In jedem Falle würde ich Vienna-Interessenten empfehlen, sich (1.) die Vienna-Regeln durchzulesen und dann (2.) sich intensiv mit nochmal La Isla zu beschäftigen, denn da gibt es anders als bei Vienna unabhängige Kritiken und nicht nur Werbung. Die Frage hier ist, ob man da in den überwiegend negativen Kritiken abweichend vom Mainstream und in Kenntnis der neuen Vienna-Regeln mehr Potenzial sieht und denkt: Ja, super, jetzt machen sie's endlich richtig! Das meine ich absolut ernst so. Wie oben gesagt: Ich selbst sehe dieses Potenzial durchaus und Garphill hat mich z.B. mit Raiders of Scythia wieder zurückgewonnen, nachdem bei mir der direkte Vorgänger Raiders of the North Sea und später nochmal Architects of the West Kingdom nach wenigen Spielen "ausgespielt" waren.

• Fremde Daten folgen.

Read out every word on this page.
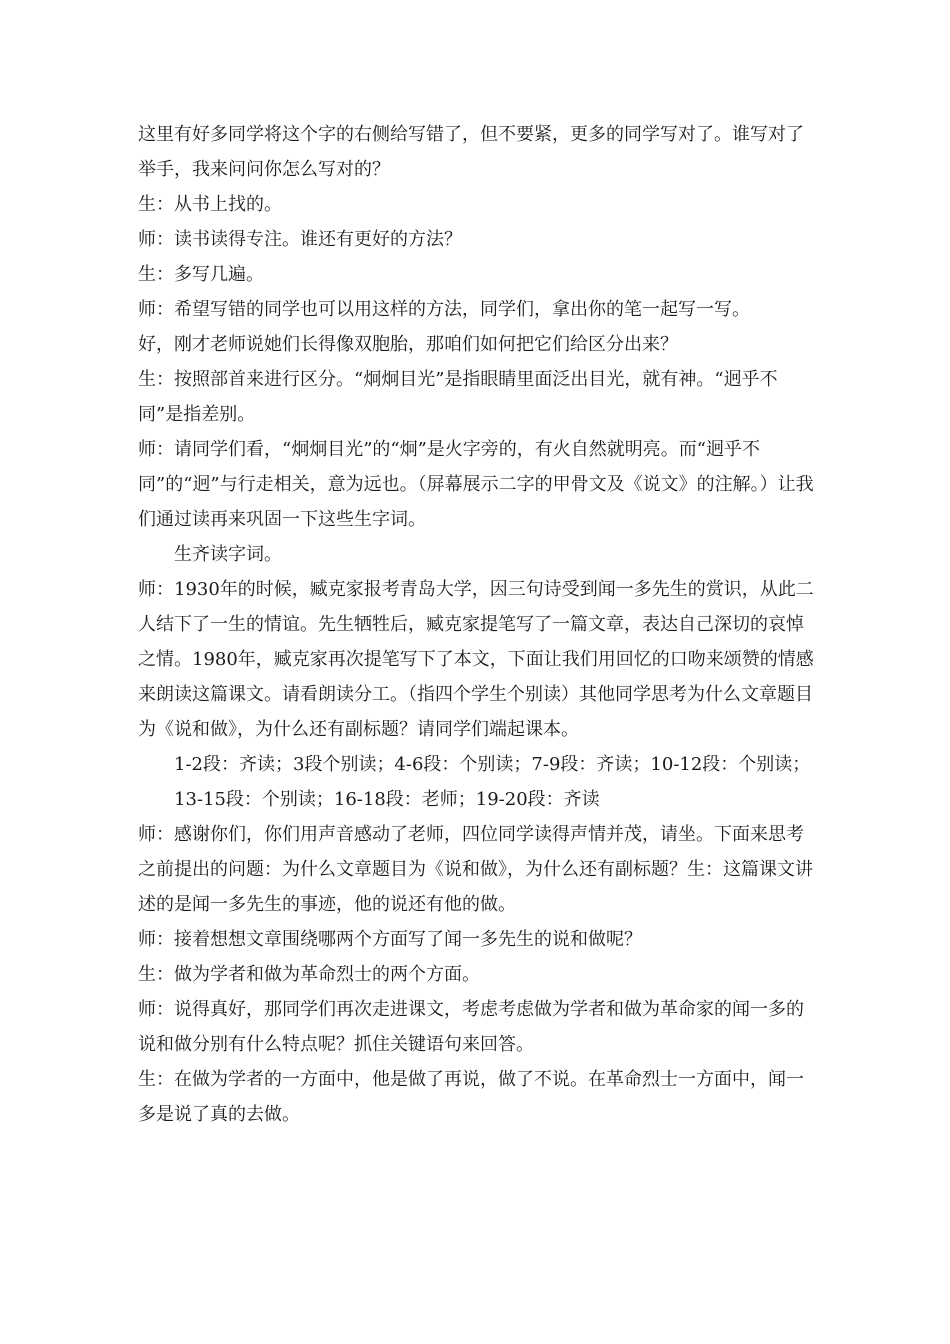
这里有好多同学将这个字的右侧给写错了，但不要紧，更多的同学写对了。谁写对了举手，我来问问你怎么写对的？

生：从书上找的。

师：读书读得专注。谁还有更好的方法？

生：多写几遍。

师：希望写错的同学也可以用这样的方法，同学们，拿出你的笔一起写一写。

好，刚才老师说她们长得像双胞胎，那咱们如何把它们给区分出来？

生：按照部首来进行区分。“炯炯目光”是指眼睛里面泛出目光，就有神。“迥乎不同”是指差别。

师：请同学们看，“炯炯目光”的“炯”是火字旁的，有火自然就明亮。而“迥乎不同”的“迥”与行走相关，意为远也。（屏幕展示二字的甲骨文及《说文》的注解。）让我们通过读再来巩固一下这些生字词。

生齐读字词。

师：1930年的时候，臧克家报考青岛大学，因三句诗受到闻一多先生的赏识，从此二人结下了一生的情谊。先生牺牲后，臧克家提笔写了一篇文章，表达自己深切的哀悼之情。1980年，臧克家再次提笔写下了本文，下面让我们用回忆的口吻来颂赞的情感来朗读这篇课文。请看朗读分工。（指四个学生个别读）其他同学思考为什么文章题目为《说和做》，为什么还有副标题？请同学们端起课本。

1-2段：齐读；3段个别读；4-6段：个别读；7-9段：齐读；10-12段：个别读；13-15段：个别读；16-18段：老师；19-20段：齐读

师：感谢你们，你们用声音感动了老师，四位同学读得声情并茂，请坐。下面来思考之前提出的问题：为什么文章题目为《说和做》，为什么还有副标题？生：这篇课文讲述的是闻一多先生的事迹，他的说还有他的做。

师：接着想想文章围绕哪两个方面写了闻一多先生的说和做呢？

生：做为学者和做为革命烈士的两个方面。

师：说得真好，那同学们再次走进课文，考虑考虑做为学者和做为革命家的闻一多的说和做分别有什么特点呢？抓住关键语句来回答。

生：在做为学者的一方面中，他是做了再说，做了不说。在革命烈士一方面中，闻一多是说了真的去做。
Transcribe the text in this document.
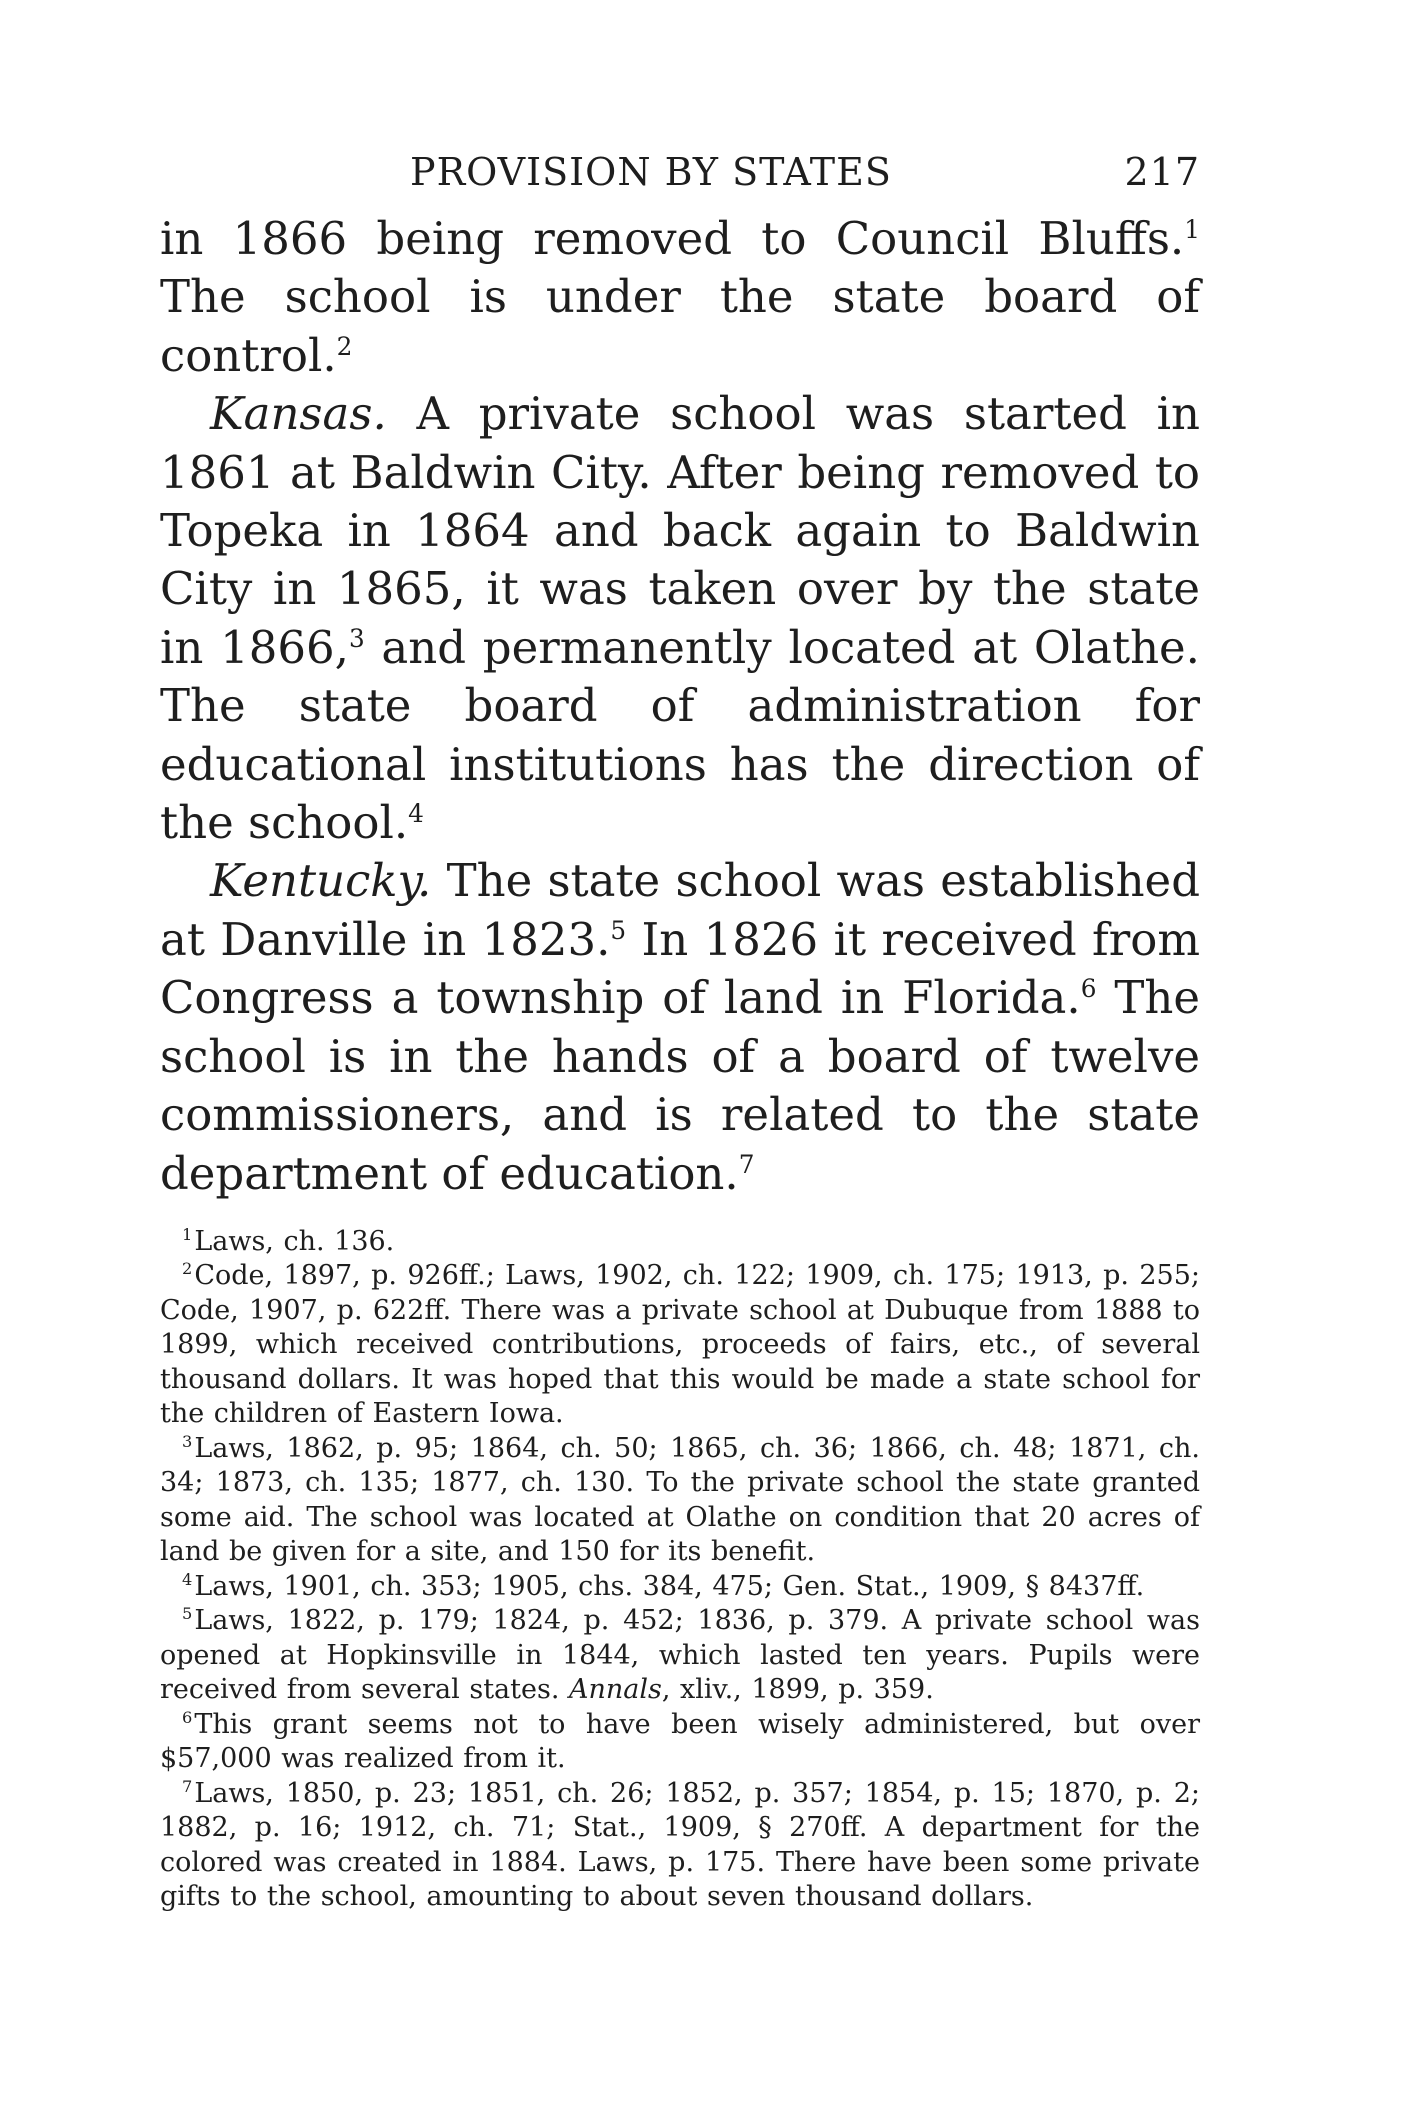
PROVISION BY STATES	217

in 1866 being removed to Council Bluffs.$^1$ The school is under the state board of control.$^2$

Kansas. A private school was started in 1861 at Baldwin City. After being removed to Topeka in 1864 and back again to Baldwin City in 1865, it was taken over by the state in 1866,$^3$ and permanently located at Olathe. The state board of administration for educational institutions has the direction of the school.$^4$

Kentucky. The state school was established at Danville in 1823.$^5$ In 1826 it received from Congress a township of land in Florida.$^6$ The school is in the hands of a board of twelve commissioners, and is related to the state department of education.$^7$

$^1$Laws, ch. 136.

$^2$Code, 1897, p. 926ff.; Laws, 1902, ch. 122; 1909, ch. 175; 1913, p. 255; Code, 1907, p. 622ff. There was a private school at Dubuque from 1888 to 1899, which received contributions, proceeds of fairs, etc., of several thousand dollars. It was hoped that this would be made a state school for the children of Eastern Iowa.

$^3$Laws, 1862, p. 95; 1864, ch. 50; 1865, ch. 36; 1866, ch. 48; 1871, ch. 34; 1873, ch. 135; 1877, ch. 130. To the private school the state granted some aid. The school was located at Olathe on condition that 20 acres of land be given for a site, and 150 for its benefit.

$^4$Laws, 1901, ch. 353; 1905, chs. 384, 475; Gen. Stat., 1909, § 8437ff.

$^5$Laws, 1822, p. 179; 1824, p. 452; 1836, p. 379. A private school was opened at Hopkinsville in 1844, which lasted ten years. Pupils were received from several states. Annals, xliv., 1899, p. 359.

$^6$This grant seems not to have been wisely administered, but over $57,000 was realized from it.

$^7$Laws, 1850, p. 23; 1851, ch. 26; 1852, p. 357; 1854, p. 15; 1870, p. 2; 1882, p. 16; 1912, ch. 71; Stat., 1909, § 270ff. A department for the colored was created in 1884. Laws, p. 175. There have been some private gifts to the school, amounting to about seven thousand dollars.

Aber für La Isla sehe ich persönlich auf Basis der mir vorliegenden Informationen tendenziell eher eine Verbesserung in Form von "statt unterdurchschnittlich wird's jetzt überdurchschnittlich". Anders als bei den beiden Raiders-Spielen sind das nicht nur einzelne Stellschrauben, die richtig justiert werden müssten. Bei La Isla ist die Basis einfach zu unspektakulär und durchschnittlich, um bei einer Überarbeitung Großes erreichen zu können. Mehr als einen Achtungserfolg sehe ich da nicht. Bora Bora / Cuzco ist für mich das ganz klar bessere Spiel.